Before prom, a breathalyzer test?

Never mind the rush to rent tuxedos and pick out the perfect dress — local high-schoolers now have yet another thing to worry about before attending prom: passing the new breathalyzer test.

The nearby towns of Milford and Trumbull are among 12 state school districts — out of a total 166 across Connecticut — that have begun administering breathalyzer tests to all high-school students before social gatherings such as dances or sporting events. Area school officials have defended the tests as an effective way to reduce underage drinking, but some, such as the local executive director of the American Civil Liberties Union, have questioned their constitutionality by asserting that the tests violate the students’ rights to privacy.

Several New Haven Public Schools officials did not return calls Tuesday inquiring about whether the city plans to implement similar tests. A spokesman for the state Department of Education said implementing breathalyzer tests is a local prerogative that should be decided by individual school boards.

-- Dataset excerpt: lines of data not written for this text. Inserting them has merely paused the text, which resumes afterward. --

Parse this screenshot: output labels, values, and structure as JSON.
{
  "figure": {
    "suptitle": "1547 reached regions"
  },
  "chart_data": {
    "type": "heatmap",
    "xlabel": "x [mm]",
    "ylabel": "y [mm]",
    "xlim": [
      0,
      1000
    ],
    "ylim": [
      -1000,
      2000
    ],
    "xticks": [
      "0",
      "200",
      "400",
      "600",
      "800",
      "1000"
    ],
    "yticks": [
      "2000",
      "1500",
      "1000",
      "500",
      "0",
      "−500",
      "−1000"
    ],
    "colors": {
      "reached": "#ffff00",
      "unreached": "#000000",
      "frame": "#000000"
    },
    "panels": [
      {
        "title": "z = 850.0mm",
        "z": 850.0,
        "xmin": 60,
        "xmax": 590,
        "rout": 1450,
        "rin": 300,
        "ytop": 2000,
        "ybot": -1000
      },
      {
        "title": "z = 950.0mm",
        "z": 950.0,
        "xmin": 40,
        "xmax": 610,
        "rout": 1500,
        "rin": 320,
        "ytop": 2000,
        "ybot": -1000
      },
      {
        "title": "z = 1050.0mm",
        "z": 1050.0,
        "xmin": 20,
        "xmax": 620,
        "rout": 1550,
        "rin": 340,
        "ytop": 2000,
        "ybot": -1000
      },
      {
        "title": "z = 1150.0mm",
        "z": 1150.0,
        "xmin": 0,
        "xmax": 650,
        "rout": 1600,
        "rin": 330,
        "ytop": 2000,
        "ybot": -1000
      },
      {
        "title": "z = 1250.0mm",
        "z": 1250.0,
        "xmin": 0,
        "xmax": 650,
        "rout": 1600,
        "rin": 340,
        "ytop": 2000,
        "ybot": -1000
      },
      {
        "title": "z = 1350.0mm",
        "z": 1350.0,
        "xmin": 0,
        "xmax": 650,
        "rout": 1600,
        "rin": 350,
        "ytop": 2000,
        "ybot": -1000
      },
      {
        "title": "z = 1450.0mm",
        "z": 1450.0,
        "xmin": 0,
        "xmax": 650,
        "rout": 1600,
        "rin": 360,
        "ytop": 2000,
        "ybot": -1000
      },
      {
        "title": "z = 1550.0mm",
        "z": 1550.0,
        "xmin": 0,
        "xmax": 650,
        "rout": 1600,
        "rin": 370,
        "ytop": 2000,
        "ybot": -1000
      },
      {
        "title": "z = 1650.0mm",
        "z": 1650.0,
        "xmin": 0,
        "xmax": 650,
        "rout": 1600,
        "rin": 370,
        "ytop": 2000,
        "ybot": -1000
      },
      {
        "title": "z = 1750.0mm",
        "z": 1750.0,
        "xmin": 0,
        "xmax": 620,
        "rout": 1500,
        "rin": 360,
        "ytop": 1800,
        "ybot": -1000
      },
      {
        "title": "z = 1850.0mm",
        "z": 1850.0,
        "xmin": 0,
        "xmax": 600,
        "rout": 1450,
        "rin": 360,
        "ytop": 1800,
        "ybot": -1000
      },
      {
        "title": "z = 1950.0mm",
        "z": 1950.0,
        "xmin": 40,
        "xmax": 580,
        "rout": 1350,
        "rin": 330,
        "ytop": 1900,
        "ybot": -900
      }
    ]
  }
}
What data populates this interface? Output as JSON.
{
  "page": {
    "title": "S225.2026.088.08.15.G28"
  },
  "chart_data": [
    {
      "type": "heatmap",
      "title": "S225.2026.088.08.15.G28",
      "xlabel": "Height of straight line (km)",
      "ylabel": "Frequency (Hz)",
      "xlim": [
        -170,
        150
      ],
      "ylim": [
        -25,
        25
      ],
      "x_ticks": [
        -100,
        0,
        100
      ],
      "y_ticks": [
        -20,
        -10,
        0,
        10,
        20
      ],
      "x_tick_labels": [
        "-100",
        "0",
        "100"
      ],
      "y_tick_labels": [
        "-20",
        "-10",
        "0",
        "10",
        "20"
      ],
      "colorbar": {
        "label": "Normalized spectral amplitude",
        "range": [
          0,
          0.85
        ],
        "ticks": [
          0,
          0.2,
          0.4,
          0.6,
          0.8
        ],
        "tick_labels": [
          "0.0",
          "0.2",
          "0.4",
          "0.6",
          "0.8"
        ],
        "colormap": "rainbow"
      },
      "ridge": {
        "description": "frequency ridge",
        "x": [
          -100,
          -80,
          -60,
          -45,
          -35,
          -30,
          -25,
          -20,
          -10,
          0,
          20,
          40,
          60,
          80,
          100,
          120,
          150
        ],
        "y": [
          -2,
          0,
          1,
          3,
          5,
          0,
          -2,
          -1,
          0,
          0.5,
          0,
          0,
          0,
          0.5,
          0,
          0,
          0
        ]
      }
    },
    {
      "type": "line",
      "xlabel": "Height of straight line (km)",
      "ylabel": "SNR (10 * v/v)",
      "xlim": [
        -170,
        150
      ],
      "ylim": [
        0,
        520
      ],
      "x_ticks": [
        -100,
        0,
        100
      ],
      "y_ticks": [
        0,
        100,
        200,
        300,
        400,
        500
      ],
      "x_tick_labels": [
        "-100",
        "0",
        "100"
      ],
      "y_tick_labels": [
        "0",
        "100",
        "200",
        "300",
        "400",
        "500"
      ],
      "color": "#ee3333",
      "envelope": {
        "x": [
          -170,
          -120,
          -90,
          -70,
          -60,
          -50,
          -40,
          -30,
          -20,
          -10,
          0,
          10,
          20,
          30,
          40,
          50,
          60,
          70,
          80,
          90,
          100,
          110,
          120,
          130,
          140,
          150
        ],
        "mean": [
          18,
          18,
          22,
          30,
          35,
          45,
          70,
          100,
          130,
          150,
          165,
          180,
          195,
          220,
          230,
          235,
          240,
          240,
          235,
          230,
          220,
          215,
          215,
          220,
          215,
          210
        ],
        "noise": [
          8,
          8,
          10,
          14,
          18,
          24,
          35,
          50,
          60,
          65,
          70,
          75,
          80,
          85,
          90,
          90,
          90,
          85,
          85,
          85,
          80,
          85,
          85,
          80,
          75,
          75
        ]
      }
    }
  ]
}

Earlier this month, the Milford Public Schools district introduced the tests as a preemptive step to combat the increasing frequency of teenage drinking, Milford Superintendent Harvey Polansky said.

“[The occurence of alcohol-related incidents] is a national epidemic,” he wrote in an e-mail. “We did not recommend the policy due to a specific event.”

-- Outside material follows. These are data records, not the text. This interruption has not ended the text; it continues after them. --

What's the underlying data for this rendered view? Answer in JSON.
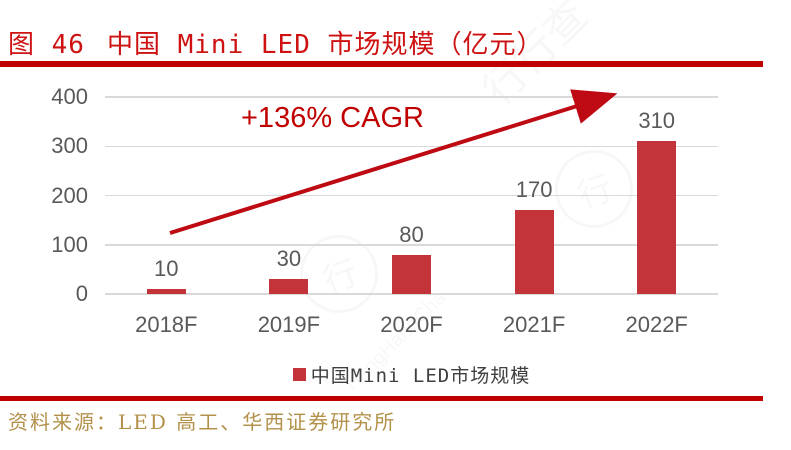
{
  "title": {
    "prefix": "图 46",
    "text": "中国 Mini LED 市场规模（亿元）"
  },
  "annotation": {
    "cagr_label": "+136% CAGR"
  },
  "legend": {
    "label": "中国Mini LED市场规模",
    "marker_color": "#C2343A"
  },
  "source": {
    "text": "资料来源：LED 高工、华西证券研究所"
  },
  "watermark": {
    "brand": "行行查",
    "latin": "HangHangCha"
  },
  "colors": {
    "title_red": "#CE1212",
    "rule_red": "#C00000",
    "bar_red": "#C2343A",
    "arrow_red": "#BE0A12",
    "axis_text": "#595959",
    "gridline": "#D9D9D9",
    "source_gold": "#B3914A"
  },
  "chart_data": {
    "type": "bar",
    "title": "中国 Mini LED 市场规模（亿元）",
    "categories": [
      "2018F",
      "2019F",
      "2020F",
      "2021F",
      "2022F"
    ],
    "values": [
      10,
      30,
      80,
      170,
      310
    ],
    "series_name": "中国Mini LED市场规模",
    "xlabel": "",
    "ylabel": "",
    "ylim": [
      0,
      400
    ],
    "ytick_step": 100,
    "yticks": [
      0,
      100,
      200,
      300,
      400
    ],
    "grid": true,
    "legend_position": "bottom",
    "annotation": "+136% CAGR"
  }
}
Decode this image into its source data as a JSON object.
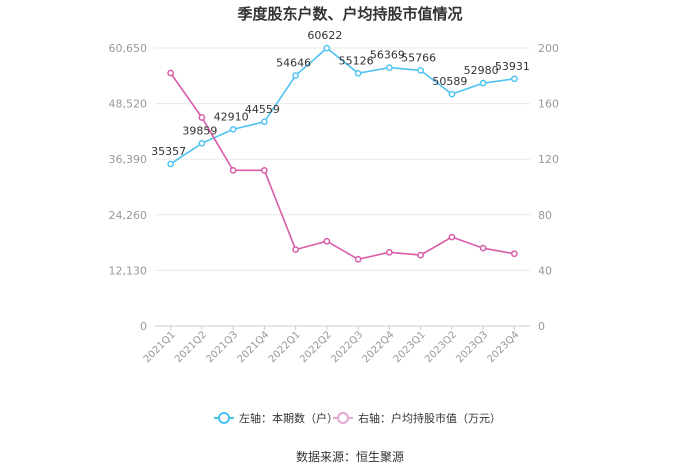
{
  "chart_data": {
    "type": "line",
    "title": "季度股东户数、户均持股市值情况",
    "categories": [
      "2021Q1",
      "2021Q2",
      "2021Q3",
      "2021Q4",
      "2022Q1",
      "2022Q2",
      "2022Q3",
      "2022Q4",
      "2023Q1",
      "2023Q2",
      "2023Q3",
      "2023Q4"
    ],
    "left_axis": {
      "ylim": [
        0,
        60650
      ],
      "ticks": [
        "0",
        "12,130",
        "24,260",
        "36,390",
        "48,520",
        "60,650"
      ]
    },
    "right_axis": {
      "ylim": [
        0,
        200
      ],
      "ticks": [
        "0",
        "40",
        "80",
        "120",
        "160",
        "200"
      ]
    },
    "series": [
      {
        "name": "左轴：本期数（户）",
        "axis": "left",
        "color": "#4fc3f0",
        "values": [
          35357,
          39859,
          42910,
          44559,
          54646,
          60622,
          55126,
          56369,
          55766,
          50589,
          52980,
          53931
        ],
        "labels": [
          "35357",
          "39859",
          "42910",
          "44559",
          "54646",
          "60622",
          "55126",
          "56369",
          "55766",
          "50589",
          "52980",
          "53931"
        ]
      },
      {
        "name": "右轴：户均持股市值（万元）",
        "axis": "right",
        "color": "#d85ca8",
        "values": [
          182,
          150,
          112,
          112,
          55,
          61,
          48,
          53,
          51,
          64,
          56,
          52
        ]
      }
    ],
    "grid": true,
    "legend": "bottom"
  },
  "source": "数据来源：恒生聚源"
}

Polansky said that seeing the same program being used successfully in the nearby Trumbull Public Schools district, which implemented the tests about two years before Milford, showed that the tests have favorably deterred the amount of underage drinking in high school.

But not everyone in the community is convinced of the wisdom of the new regime. In last Sunday’s New Haven Register, ACLU of Connecticut Chief Executive Officer Andrew Schneider said the ACLU is asking school districts to stop testing students without suspicion, which the ACLU believes violates the Fourth Amendment prohibition against “unreasonable” searches and seizures.

Schneider could not be reached for comment Tuesday.

Trumbull High School Principal Robert Tremaglio, however, had a different take.

“Not testing everyone could be said [to be] a bias and prejudice against those vulnerable to danger,” Tremaglio said, “and this would be against constitutional rights.”

Thomas Murphy, public-information officer of the stae Department of Education, said implementation of breathalyzer tests is a local policy that can only be regulated by a specific district’s administrators and school boards.

“The Department of Education thinks it is permissible to institute this device,” he said, “but the state department does not regulate or provide any direction.”

Responding to the ACLU’s recent objections to the program, Murphy said the legal grounds for testing students before extracurricular activities and before normal school days are entirely separate, and schools are not violating constitutional rights by using the tests only for after-school events.

“Participating in an extracurricular is a privilege,” he said. “It is not part of the school program or the school day, so to speak, so the students have an option of attending. So if they opt to attend and understand in advance that they may be subject to drug testing, then the fact that they’re participating in the activity indicates their acceptance of those rules.”